Review: Paragon

A many splendored brunch
By BILL RODRIGUEZ  |  May 12, 2011

Paragon-7973_main
SUNNY SAMPLER A variety of goodness from the buffet.

Sunday morning. A time to lean back after a hard week of work and previous day of mowing the lawn or paying bills. It's the time when you can best appreciate stretching out like a Roman sybarite and having grapes popped into your mouth. It's not the time to ask your mate if he or she would like to prepare a sumptuous feast, unless you're willing to face crossed arms and a tapping foot.

No, it's time to go out for brunch.

Paragon | 401.331.6200 | 234 Thayer St, Providence | Mon-Sat, 11 am-Midnight; Sun, 10 am-Midnight | Major Credit Cards | Full Bar | Sidewalk-Level Accessible

Paragon was a place I'd wanted to check out for such an occasion, so napkin under chin and knife and fork in hands (just mentally, don't worry), Paragon it was. Their spread is expansive, and I didn't want to hold back.

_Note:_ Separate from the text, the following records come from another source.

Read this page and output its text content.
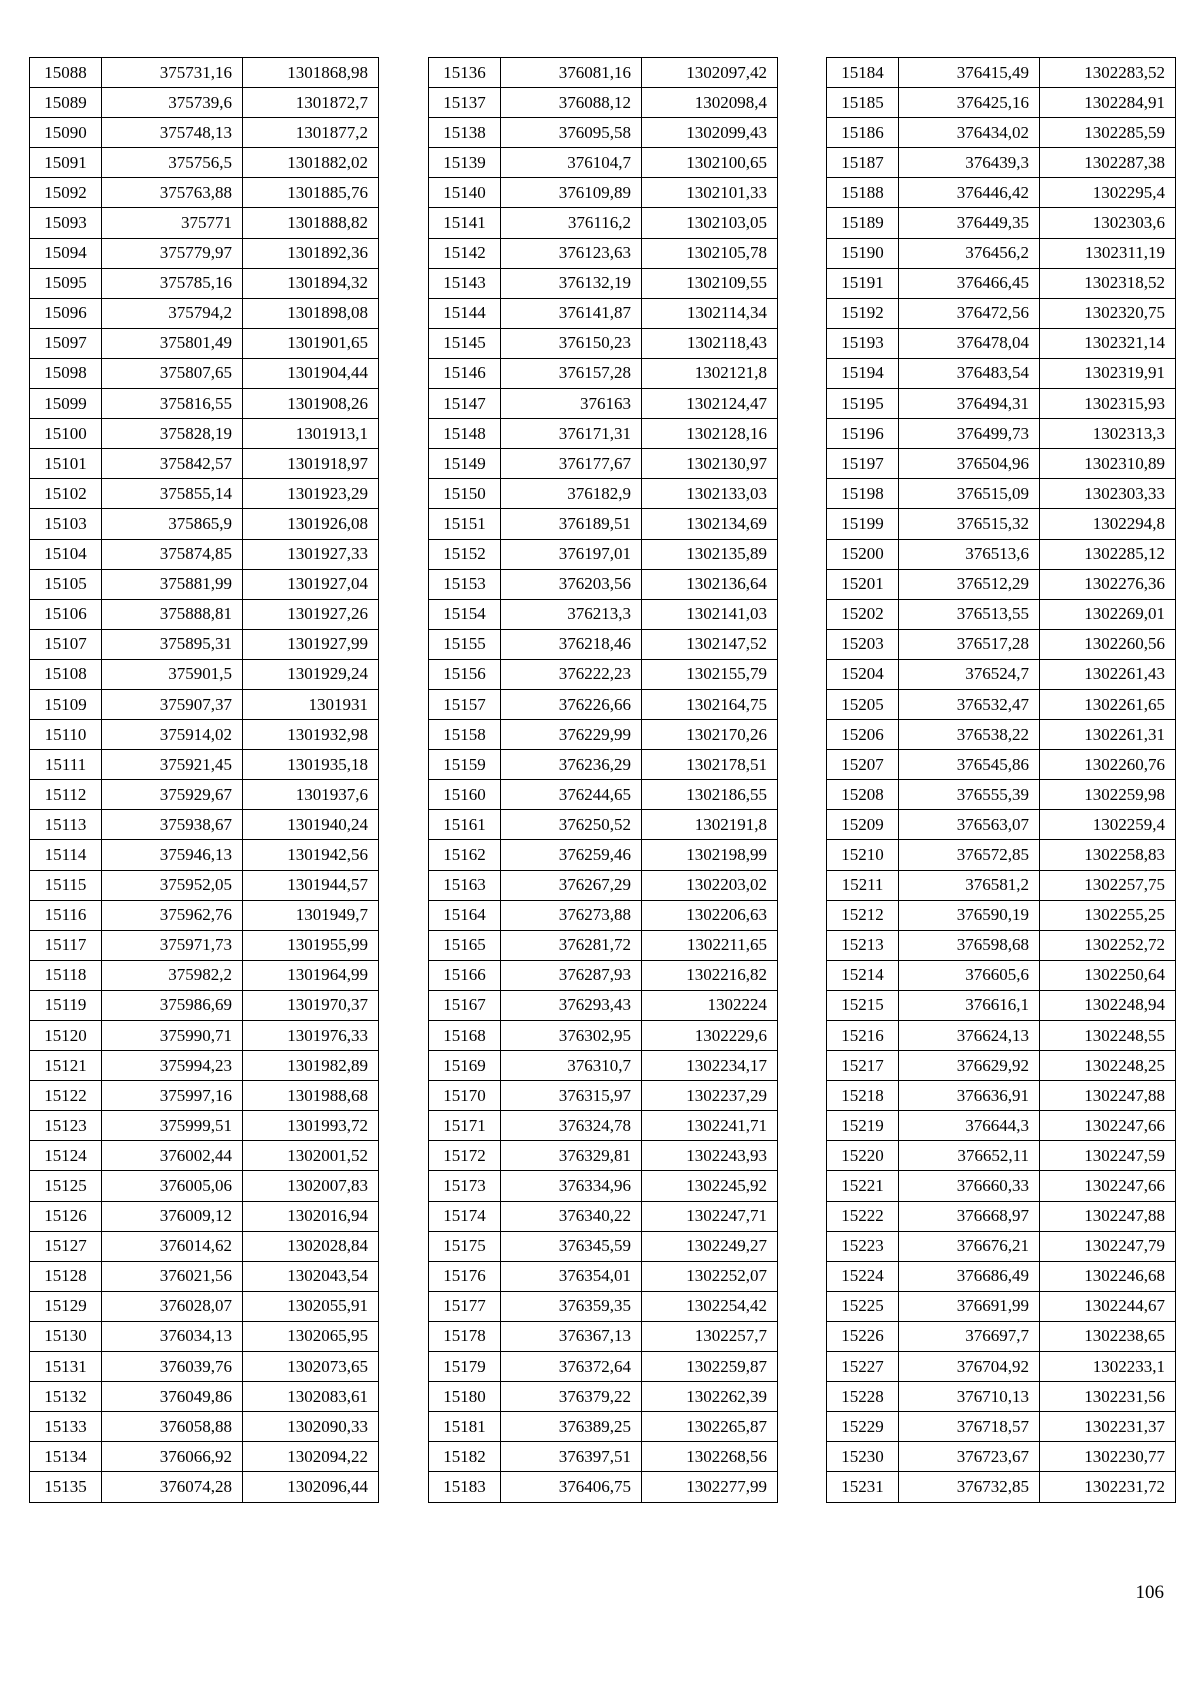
15088	375731,16	1301868,98
15089	375739,6	1301872,7
15090	375748,13	1301877,2
15091	375756,5	1301882,02
15092	375763,88	1301885,76
15093	375771	1301888,82
15094	375779,97	1301892,36
15095	375785,16	1301894,32
15096	375794,2	1301898,08
15097	375801,49	1301901,65
15098	375807,65	1301904,44
15099	375816,55	1301908,26
15100	375828,19	1301913,1
15101	375842,57	1301918,97
15102	375855,14	1301923,29
15103	375865,9	1301926,08
15104	375874,85	1301927,33
15105	375881,99	1301927,04
15106	375888,81	1301927,26
15107	375895,31	1301927,99
15108	375901,5	1301929,24
15109	375907,37	1301931
15110	375914,02	1301932,98
15111	375921,45	1301935,18
15112	375929,67	1301937,6
15113	375938,67	1301940,24
15114	375946,13	1301942,56
15115	375952,05	1301944,57
15116	375962,76	1301949,7
15117	375971,73	1301955,99
15118	375982,2	1301964,99
15119	375986,69	1301970,37
15120	375990,71	1301976,33
15121	375994,23	1301982,89
15122	375997,16	1301988,68
15123	375999,51	1301993,72
15124	376002,44	1302001,52
15125	376005,06	1302007,83
15126	376009,12	1302016,94
15127	376014,62	1302028,84
15128	376021,56	1302043,54
15129	376028,07	1302055,91
15130	376034,13	1302065,95
15131	376039,76	1302073,65
15132	376049,86	1302083,61
15133	376058,88	1302090,33
15134	376066,92	1302094,22
15135	376074,28	1302096,44
15136	376081,16	1302097,42
15137	376088,12	1302098,4
15138	376095,58	1302099,43
15139	376104,7	1302100,65
15140	376109,89	1302101,33
15141	376116,2	1302103,05
15142	376123,63	1302105,78
15143	376132,19	1302109,55
15144	376141,87	1302114,34
15145	376150,23	1302118,43
15146	376157,28	1302121,8
15147	376163	1302124,47
15148	376171,31	1302128,16
15149	376177,67	1302130,97
15150	376182,9	1302133,03
15151	376189,51	1302134,69
15152	376197,01	1302135,89
15153	376203,56	1302136,64
15154	376213,3	1302141,03
15155	376218,46	1302147,52
15156	376222,23	1302155,79
15157	376226,66	1302164,75
15158	376229,99	1302170,26
15159	376236,29	1302178,51
15160	376244,65	1302186,55
15161	376250,52	1302191,8
15162	376259,46	1302198,99
15163	376267,29	1302203,02
15164	376273,88	1302206,63
15165	376281,72	1302211,65
15166	376287,93	1302216,82
15167	376293,43	1302224
15168	376302,95	1302229,6
15169	376310,7	1302234,17
15170	376315,97	1302237,29
15171	376324,78	1302241,71
15172	376329,81	1302243,93
15173	376334,96	1302245,92
15174	376340,22	1302247,71
15175	376345,59	1302249,27
15176	376354,01	1302252,07
15177	376359,35	1302254,42
15178	376367,13	1302257,7
15179	376372,64	1302259,87
15180	376379,22	1302262,39
15181	376389,25	1302265,87
15182	376397,51	1302268,56
15183	376406,75	1302277,99
15184	376415,49	1302283,52
15185	376425,16	1302284,91
15186	376434,02	1302285,59
15187	376439,3	1302287,38
15188	376446,42	1302295,4
15189	376449,35	1302303,6
15190	376456,2	1302311,19
15191	376466,45	1302318,52
15192	376472,56	1302320,75
15193	376478,04	1302321,14
15194	376483,54	1302319,91
15195	376494,31	1302315,93
15196	376499,73	1302313,3
15197	376504,96	1302310,89
15198	376515,09	1302303,33
15199	376515,32	1302294,8
15200	376513,6	1302285,12
15201	376512,29	1302276,36
15202	376513,55	1302269,01
15203	376517,28	1302260,56
15204	376524,7	1302261,43
15205	376532,47	1302261,65
15206	376538,22	1302261,31
15207	376545,86	1302260,76
15208	376555,39	1302259,98
15209	376563,07	1302259,4
15210	376572,85	1302258,83
15211	376581,2	1302257,75
15212	376590,19	1302255,25
15213	376598,68	1302252,72
15214	376605,6	1302250,64
15215	376616,1	1302248,94
15216	376624,13	1302248,55
15217	376629,92	1302248,25
15218	376636,91	1302247,88
15219	376644,3	1302247,66
15220	376652,11	1302247,59
15221	376660,33	1302247,66
15222	376668,97	1302247,88
15223	376676,21	1302247,79
15224	376686,49	1302246,68
15225	376691,99	1302244,67
15226	376697,7	1302238,65
15227	376704,92	1302233,1
15228	376710,13	1302231,56
15229	376718,57	1302231,37
15230	376723,67	1302230,77
15231	376732,85	1302231,72
106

A friend and I arrived a little after noon and few tables were free, so take that as a precaution and get there as early as is convenient. After being taken to our seats, we surveyed the serving area to get our bearings. The longest line was to specify the vegetables and meats you'd like in the omelet that would be made for you. Nearby was the prime rib carving station, but there was no accompanying carver working on a baked ham, which was listed in the menu. There was chicken cacciatore and one pasta near that station.

We were brought to our table but not told that there was another room of items; it was left to our own alertness to realize that the winding stretch didn't have all the dishes on the menu. Fortunately, someone at the head of the line mentioned that to us, so we proceeded into the bar area. Both starters and finishers were here, from shrimp cocktail to desserts — from Italian wedding cookies to a cherry crumb cake.

The shrimp were fresh and tasty, and the horseradish in the sauce wasn't overwhelming — I can take it quite peppy, but the authority in this matter was my accompanying friend, whose other recent shrimp cocktail experiences led to mouth-fanning. I also sampled the potato salad, which was prepared my favorite way, the red bliss chunks coated with egg salad. The macaroni salad would have been equally appropriate if heated up, the shells accompanied by pieces of tomato in small chunks of feta.

Leaving our empty plates on our table, we stepped up for some eggs. Those omelets looked wonderful, but I was afraid that choice would fill me too much. An eggs Benedict was a different story, and there were plenty in the hot tray compartment they kept adding to. I usually don't order this, because too often the white is running. The one I chose was perfect, the white shaky but firm, only the yolk liquid. Susan's was nearly as good, the yolk only semi-solidified, but the hollandaise was minimally lemony. The massive amounts of bacon in the next tray were also just right, crisp and patted dry. Fortunately, I took only one of the skinless pork sausages; my one bite tasted oddly metallic.